Нервно почесав правую руку, я раскрыл свою дверь чуть шире и, выйдя в коридор, направился мимо стеклянного шкафа к вешалкам. В конце коридора была дверь на кухню, дверь в зал, главная дверь и вешалка для верхней одежды в правом дальнем углу. И там тоже не было никого. Все двери там были закрыты, и за каждой из них могла стоять она, готовая в любой момент накинуться на меня. Осмотревшись, я подошёл к двери в зал, приложил к ней ухо и, не услышав ничего, медленно её приоткрыл и направил луч света сначала в зону за дверью – чисто, – потом в середину зала, в сосредоточение мрака. Шторы здесь, как и во всех комнатах, кроме моей, были задвинуты, но в этой комнате они были значительно темнее, чем, например, в маминой спальне, так что тут без стороннего света была бы непроглядная темнота. Убедившись, что в комнате никого нет, я вошёл в неё, закрыл за собой дверь, затем подпёр дверь за собой рядом стоящим креслом и двинулся к шторам. Дойдя до них, я резким движением раздвинул их в стороны. Лунный свет тут же ворвался в зал и упал практически на всё, что в нём было (по крайней мере, на всё, до чего мог дотянуться): на пол, на книжные шкафы справа от меня, на диван напротив них, на маленький столик у противоположной от окна стены и на софу, стоящую справа от стола. Свет с непривычки мне показался настолько ярким, что я тут же закрылся от него рукой и посмотрел на огромные шкафы, забитые книгами, которые остались ещё от давно умершей бабушки. Её коллекцию пополняла и тётя, собравшая благодаря своей страсти к чтению книг на ещё один шкаф, который она поставила рядом с первым. Книги в обоих шкафах сильно разнились: бабушкин шкаф, что был слева, был наполнен бессмертной классикой наших писателей, тогда как шкаф тёти, стоявший справа, был в основном забит книгами на военную тематику, а также детективами. Тётя обожала книги о Второй мировой войне, фильмы о Второй мировой войне, в общем, всё о той войне. Я даже помню, что однажды в шутку сказал, что, если бы не было войны, тёте вообще нечего было читать. Они ещё тогда рассмеялись и долго мне потом припоминали эту шутку. Не сказать, что я так уж хорошо знал тётю, но, встречаясь, мы всё равно беседовали, как старые знакомые.

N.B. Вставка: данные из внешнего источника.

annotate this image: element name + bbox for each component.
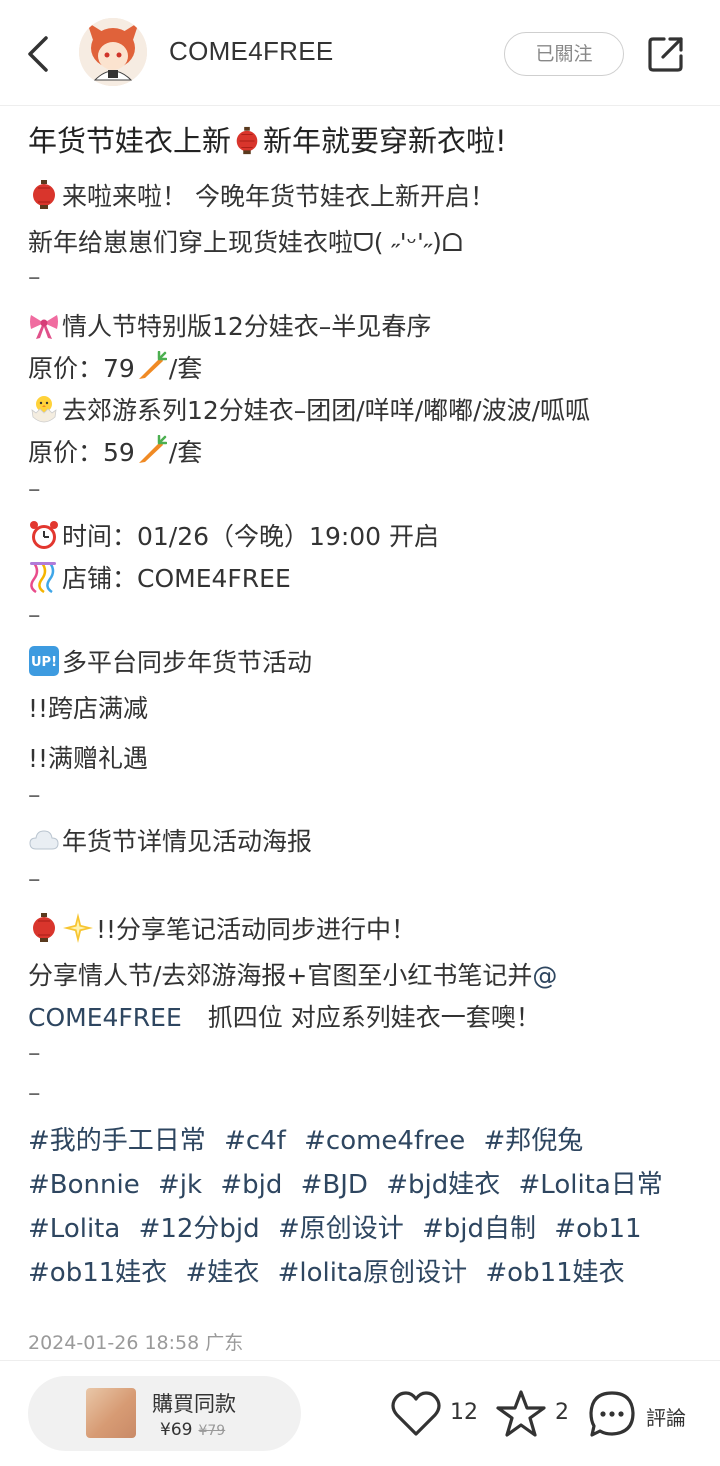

Зал, освещённый лунным светом, был уже не так мрачен, как до этого. Постояв ещё немного на одном месте и осмотревшись, я в конце концов решился взяться за дело. Работы предстояло много: зал был не только самой большой комнатой во всей квартире, но и самой, так сказать, заполненной. Главной проблемой, конечно, были большие книжные шкафы, которые под лунным светом казались больше и величественнее, чем при другом освещении.
Во время обыска зала я часто замирал и прислушивался. Я знал, что она не могла никак сюда попасть – по крайней мере, так, чтобы оставить меня в неведении, – однако делать это всё равно считал необходимым. Знание о её местоположении в любой момент времени было важно для меня, потому что, не зная, где она находится в определённый момент, я мог попасть в её ловушку.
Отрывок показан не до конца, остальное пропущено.